In zehn Kapiteln ist beschrieben:

- "Amerika hat ein 1% Problem" seit mehr als 30 Jahren ist die ökonomische Realität der USA eine unglaubliche Entwicklung der Ungleichheiten: 1% der Reichen übernehmen ohne großes Dazutun mehr als ein Drittel der Wertschöpfung, und, noch schlimmer, zwischen 2002 und 2007 mehr als 65% des Gesamteinkommens der USA.

- "Das Streben nach Pfründen und das Entstehen von sozialen Ungleichgewichten": es gibt eine aussergewöhnliche ökonomische Ineffizienz (denn es ist falsch zu behaupten, dass Geld von den Reichen zu den Armen strömt) und eine ethischer und sozialer Fehler. Das Geld steigt auf zu den Reichen...und...alle anderen gehen hinunter. Nicht die Reichen bauen die Wirtschaftskraft einer Nation auf. Im Gegenteil: sie sind die Raubtiere, die den Staat ausplündern und verarmen lassen!

- " Märkte und Ungleichgewichte": Amerika hat eine Regierung der 1%, durch die 1% und für die 1%. Dieser Reichtum ist nicht das Resultat von speziellen Talenten der Reichsten, sondern diese Menschen haben sich die Pfründe im richtigen Moment angeeignet.

- " Warum es wichtig ist und warum die Demokratie in Gefahr ist": es ist die Politik, auch die Finanzpolitik, Vorurteile (z. B. zu viel Staat ist schlecht), die dieses Ungleichgewicht entstehen haben lassen. Dieses Ungleichgewicht wurde weder während der Zeit der Eisenbahnbarone, noch vor 1929 erreicht.

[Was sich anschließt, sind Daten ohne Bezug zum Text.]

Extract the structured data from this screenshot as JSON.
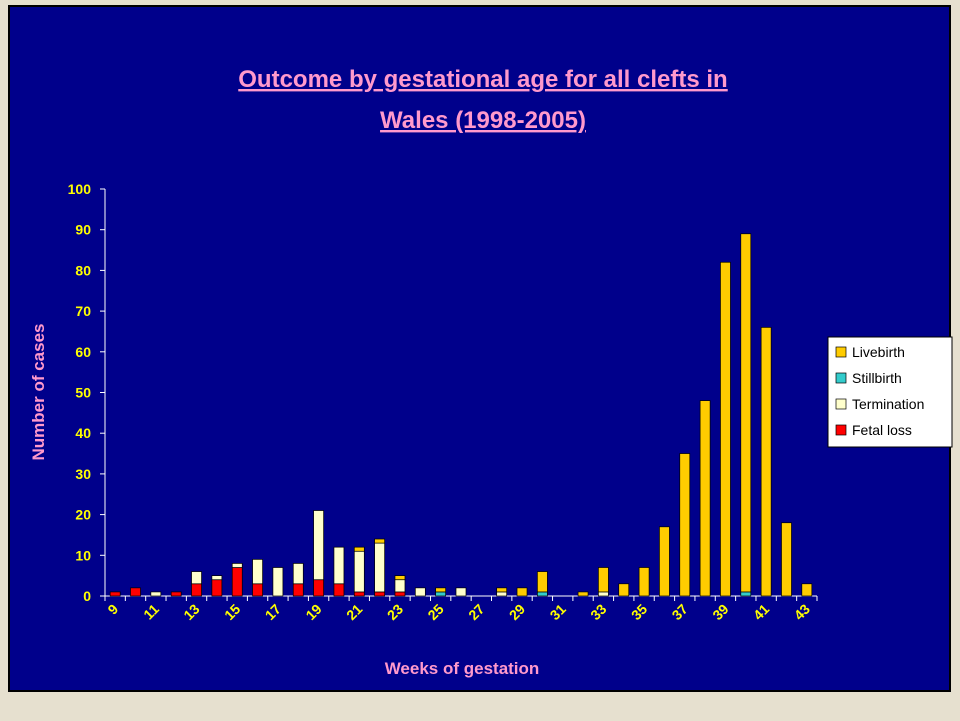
{
  "chart_data": {
    "type": "bar",
    "stacked": true,
    "title": [
      "Outcome by gestational age for all clefts in",
      "Wales (1998-2005)"
    ],
    "x_label": "Weeks of gestation",
    "y_label": "Number of cases",
    "categories": [
      "9",
      null,
      "11",
      null,
      "13",
      null,
      "15",
      null,
      "17",
      null,
      "19",
      null,
      "21",
      null,
      "23",
      null,
      "25",
      null,
      "27",
      null,
      "29",
      null,
      "31",
      null,
      "33",
      null,
      "35",
      null,
      "37",
      null,
      "39",
      null,
      "41",
      null,
      "43"
    ],
    "series": [
      {
        "name": "Livebirth",
        "color": "#ffcc00",
        "values": [
          0,
          0,
          0,
          0,
          0,
          0,
          0,
          0,
          0,
          0,
          0,
          0,
          1,
          1,
          1,
          0,
          1,
          0,
          0,
          1,
          2,
          5,
          0,
          1,
          6,
          3,
          7,
          17,
          35,
          48,
          82,
          88,
          66,
          18,
          3
        ]
      },
      {
        "name": "Stillbirth",
        "color": "#33cccc",
        "values": [
          0,
          0,
          0,
          0,
          0,
          0,
          0,
          0,
          0,
          0,
          0,
          0,
          0,
          0,
          0,
          0,
          1,
          0,
          0,
          0,
          0,
          1,
          0,
          0,
          0,
          0,
          0,
          0,
          0,
          0,
          0,
          1,
          0,
          0,
          0
        ]
      },
      {
        "name": "Termination",
        "color": "#ffffcc",
        "values": [
          0,
          0,
          1,
          0,
          3,
          1,
          1,
          6,
          7,
          5,
          17,
          9,
          10,
          12,
          3,
          2,
          0,
          2,
          0,
          1,
          0,
          0,
          0,
          0,
          1,
          0,
          0,
          0,
          0,
          0,
          0,
          0,
          0,
          0,
          0
        ]
      },
      {
        "name": "Fetal loss",
        "color": "#ff0000",
        "values": [
          1,
          2,
          0,
          1,
          3,
          4,
          7,
          3,
          0,
          3,
          4,
          3,
          1,
          1,
          1,
          0,
          0,
          0,
          0,
          0,
          0,
          0,
          0,
          0,
          0,
          0,
          0,
          0,
          0,
          0,
          0,
          0,
          0,
          0,
          0
        ]
      }
    ],
    "ylim": [
      0,
      100
    ],
    "yticks": [
      0,
      10,
      20,
      30,
      40,
      50,
      60,
      70,
      80,
      90,
      100
    ],
    "legend": "right"
  }
}
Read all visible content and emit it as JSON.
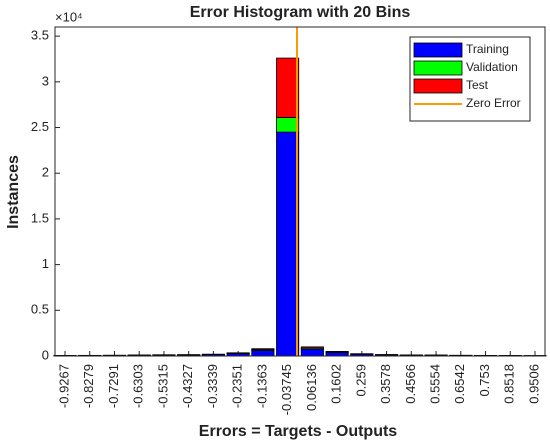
{
  "chart_data": {
    "type": "stacked_histogram",
    "title": "Error Histogram with 20 Bins",
    "x_label": "Errors = Targets - Outputs",
    "y_label": "Instances",
    "y_exponent": "×10⁴",
    "x": [
      -0.9267,
      -0.8279,
      -0.7291,
      -0.6303,
      -0.5315,
      -0.4327,
      -0.3339,
      -0.2351,
      -0.1363,
      -0.03745,
      0.06136,
      0.1602,
      0.259,
      0.3578,
      0.4566,
      0.5554,
      0.6542,
      0.753,
      0.8518,
      0.9506
    ],
    "series": [
      {
        "name": "Training",
        "color": "#0000ff",
        "values": [
          40,
          50,
          60,
          80,
          100,
          110,
          150,
          260,
          600,
          24500,
          750,
          380,
          180,
          120,
          90,
          80,
          60,
          50,
          40,
          30
        ]
      },
      {
        "name": "Validation",
        "color": "#00ff00",
        "values": [
          8,
          10,
          12,
          15,
          18,
          20,
          25,
          45,
          100,
          1600,
          120,
          60,
          35,
          20,
          15,
          14,
          10,
          8,
          8,
          6
        ]
      },
      {
        "name": "Test",
        "color": "#ff0000",
        "values": [
          8,
          10,
          12,
          15,
          18,
          20,
          25,
          45,
          100,
          6500,
          130,
          60,
          35,
          20,
          15,
          14,
          10,
          8,
          8,
          6
        ]
      }
    ],
    "reference_line": {
      "name": "Zero Error",
      "color": "#ff9900",
      "x": 0
    },
    "xlim": [
      -0.9667,
      0.9906
    ],
    "ylim": [
      0,
      36000
    ],
    "yticks": [
      0,
      {
        "value": 5000,
        "label": "0.5"
      },
      {
        "value": 10000,
        "label": "1"
      },
      {
        "value": 15000,
        "label": "1.5"
      },
      {
        "value": 20000,
        "label": "2"
      },
      {
        "value": 25000,
        "label": "2.5"
      },
      {
        "value": 30000,
        "label": "3"
      },
      {
        "value": 35000,
        "label": "3.5"
      }
    ],
    "legend": "top-right"
  }
}
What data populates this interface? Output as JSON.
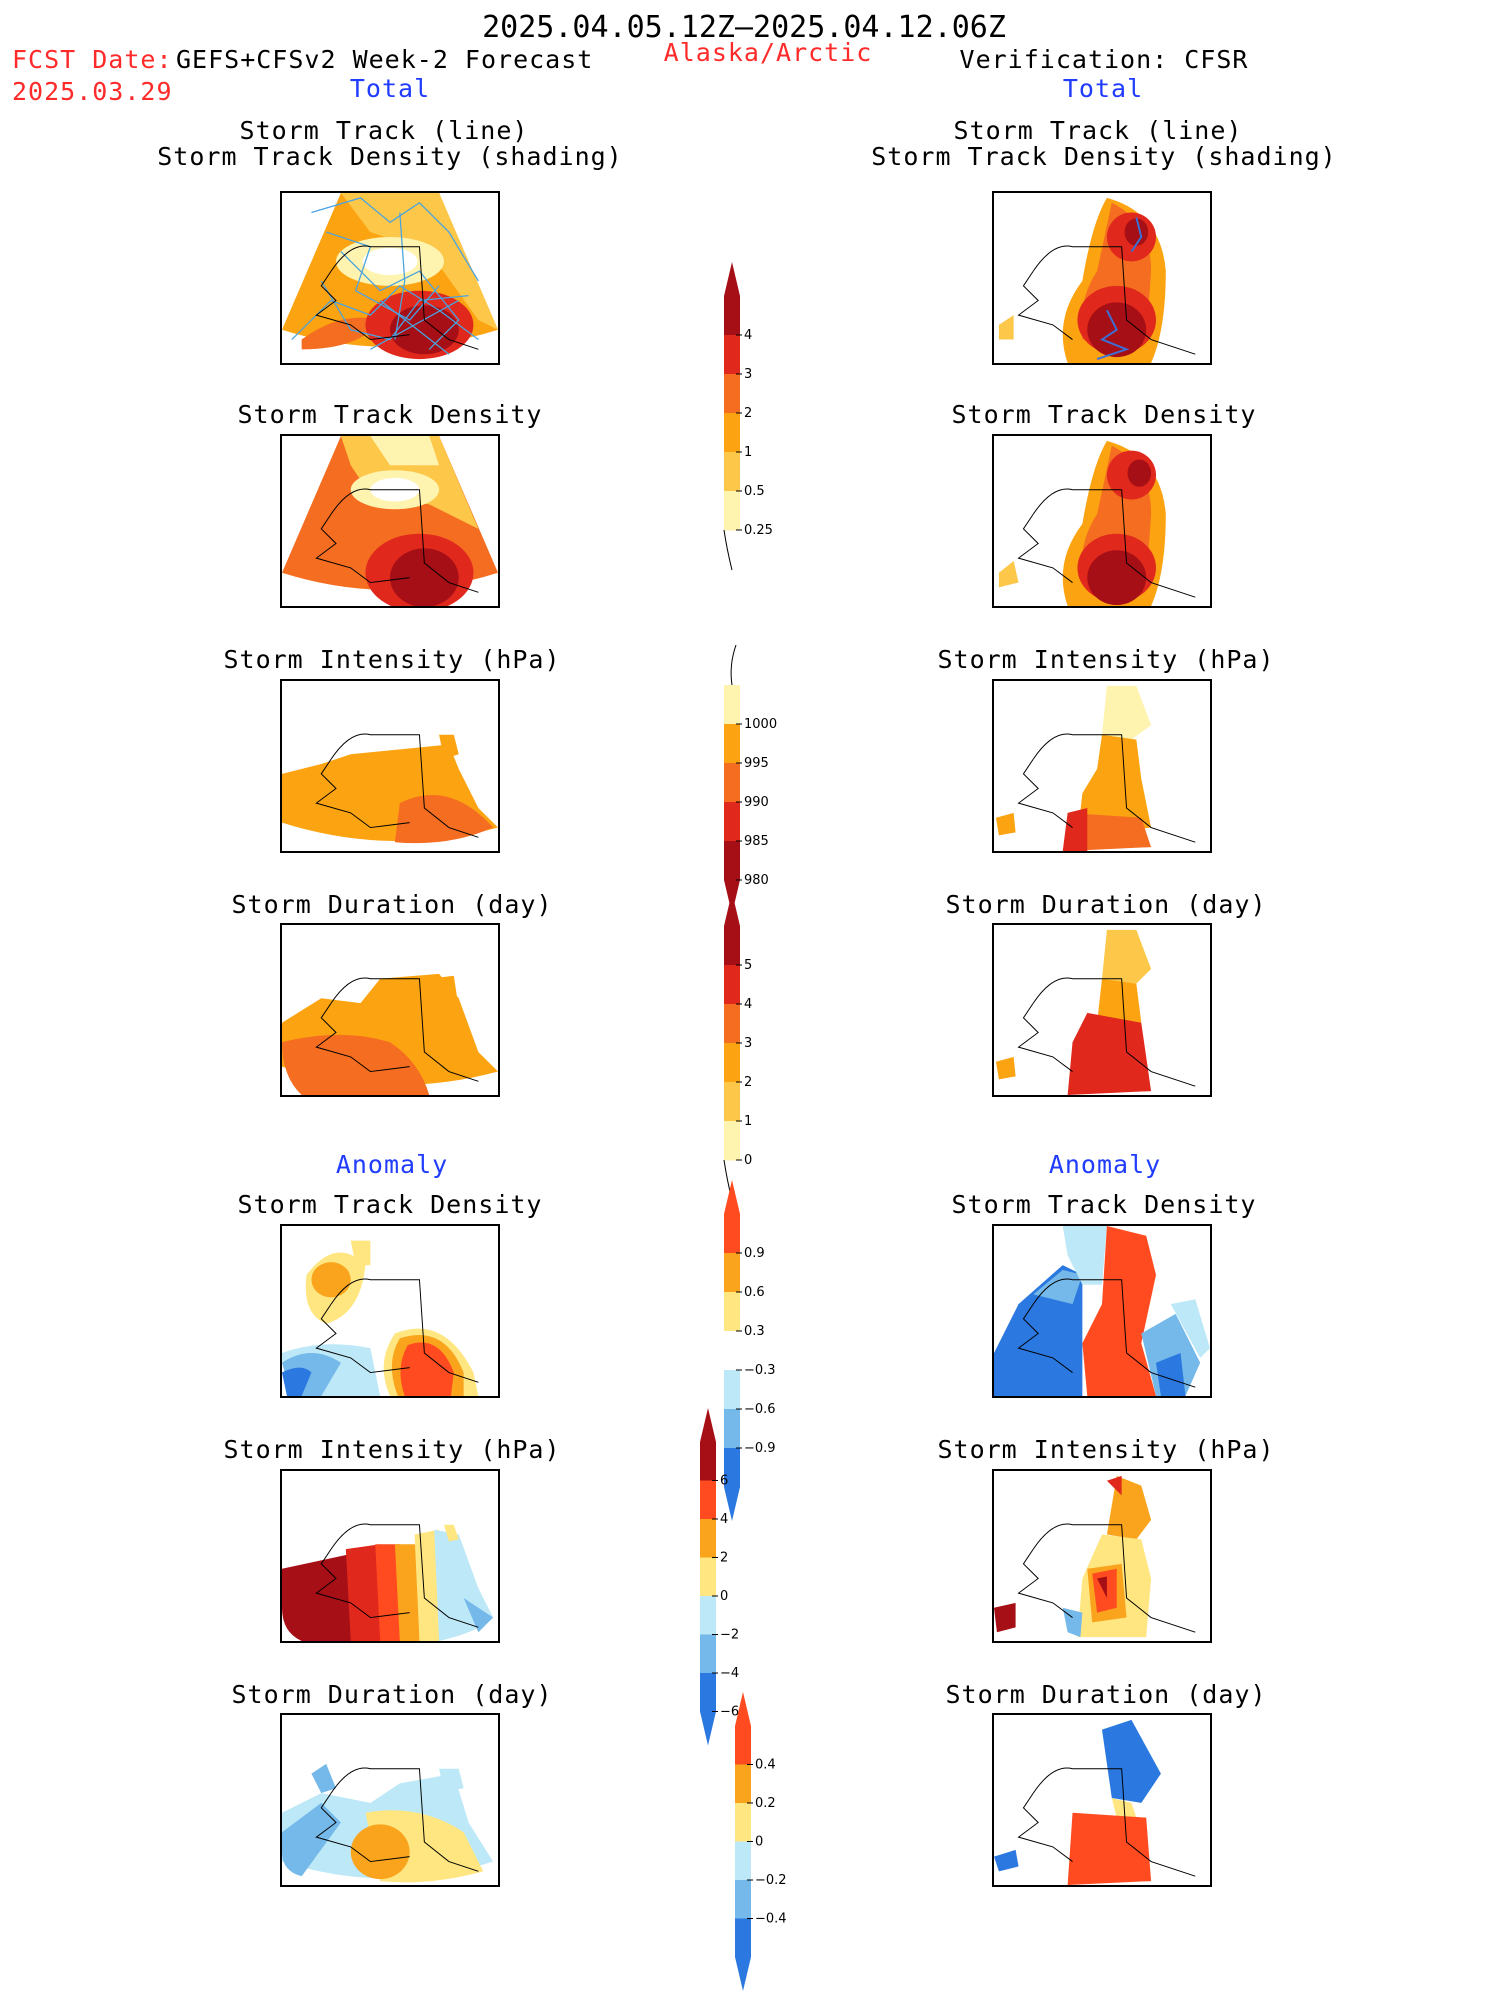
{
  "header": {
    "date_range": "2025.04.05.12Z—2025.04.12.06Z",
    "fcst_label": "FCST Date:",
    "fcst_date": "2025.03.29",
    "model": "GEFS+CFSv2 Week-2 Forecast",
    "region": "Alaska/Arctic",
    "verification": "Verification: CFSR"
  },
  "sections": {
    "total": "Total",
    "anomaly": "Anomaly"
  },
  "panel_titles": {
    "track_line": "Storm Track (line)",
    "track_shading": "Storm Track Density (shading)",
    "density": "Storm Track Density",
    "intensity": "Storm Intensity (hPa)",
    "duration": "Storm Duration (day)"
  },
  "colorbars": [
    {
      "id": "density",
      "ticks": [
        "4",
        "3",
        "2",
        "1",
        "0.5",
        "0.25"
      ],
      "colors": [
        "#a50f15",
        "#e0281c",
        "#f46d20",
        "#fca311",
        "#fdc84a",
        "#fff3b0"
      ]
    },
    {
      "id": "intensity",
      "ticks": [
        "1000",
        "995",
        "990",
        "985",
        "980"
      ],
      "colors": [
        "#fff3b0",
        "#fca311",
        "#f46d20",
        "#e0281c",
        "#a50f15"
      ]
    },
    {
      "id": "duration",
      "ticks": [
        "5",
        "4",
        "3",
        "2",
        "1",
        "0"
      ],
      "colors": [
        "#a50f15",
        "#e0281c",
        "#f46d20",
        "#fca311",
        "#fdc84a",
        "#fff3b0"
      ]
    },
    {
      "id": "anom-density",
      "ticks": [
        "0.9",
        "0.6",
        "0.3",
        "−0.3",
        "−0.6",
        "−0.9"
      ],
      "colors": [
        "#ff4b1f",
        "#f9a41c",
        "#ffe680",
        "#ffffff",
        "#bde8f7",
        "#74b9ea",
        "#2a78e0"
      ]
    },
    {
      "id": "anom-intensity",
      "ticks": [
        "6",
        "4",
        "2",
        "0",
        "−2",
        "−4",
        "−6"
      ],
      "colors": [
        "#a50f15",
        "#ff4b1f",
        "#f9a41c",
        "#ffe680",
        "#bde8f7",
        "#74b9ea",
        "#2a78e0"
      ]
    },
    {
      "id": "anom-duration",
      "ticks": [
        "0.4",
        "0.2",
        "0",
        "−0.2",
        "−0.4"
      ],
      "colors": [
        "#ff4b1f",
        "#f9a41c",
        "#ffe680",
        "#bde8f7",
        "#74b9ea",
        "#2a78e0"
      ]
    }
  ],
  "colors": {
    "title_red": "#ff2a2a",
    "title_blue": "#1f3cff",
    "track_line_forecast": "#4aa3e0",
    "track_line_verification": "#3b6fd6"
  }
}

- "Wir sind im Jahre 1984, wie die Ungleichheiten den Rechtsstaat erodieren und die Schlacht um das Budget": das Risiko des Verschwindens der Mittelschicht, die die Großmacht USA über 50 Jahre lang aufgebaut haben; die ungenügenden staatlichen Investitionen in das Schulwesen, in die Forschung, die Medizin, die großen Infrastrukturen, etc., sowie einige idiotische Militärgeplänkel und die schier wahnsinnige Unterstützung der Banken können heute die Demokratie gefährden und gefährden auch den Platz der USA in der Weltpolitik.

- "Eine Wirtschaftspolitik und eine Zentralbank für die 1%"

- " Ein guter Weg, eine andere Weltordnung ist möglich........"

Eine umwerfende Darstellung der heutigen Wirtschaftswelt und der schreienden Ungleichgewichte, geschrieben von keinem geringeren als dem Nobelpreisträger für Wirtschaft, Professor Stiglitz. Auch wenn das Buch vornehmlich die Situation in den USA beschreibt, so ist es doch allgemein auf die Weltwirtschaft anwendbar. Stiglitz steht eher am linken äußeren Rand der politischen Gruppierungen der USA. Er prangert mit absolut überzeugenden und belegten Argumenten dieses katastrophale Ungleichgewicht an und führt vor, dass es durch ein Ungleichgewicht des Informationsflusses, durch die Schwäche des Staates und durch das Einvernehmen mit den Politikern entstanden ist. Nach der Lektüre dieses Buches werden die Lügen der rechten und der linken Parteien völlig klar, und die Marktwirtschaft und die globale Wirtschaft und die Banken....alle sind sie nur im Dienste der 1% !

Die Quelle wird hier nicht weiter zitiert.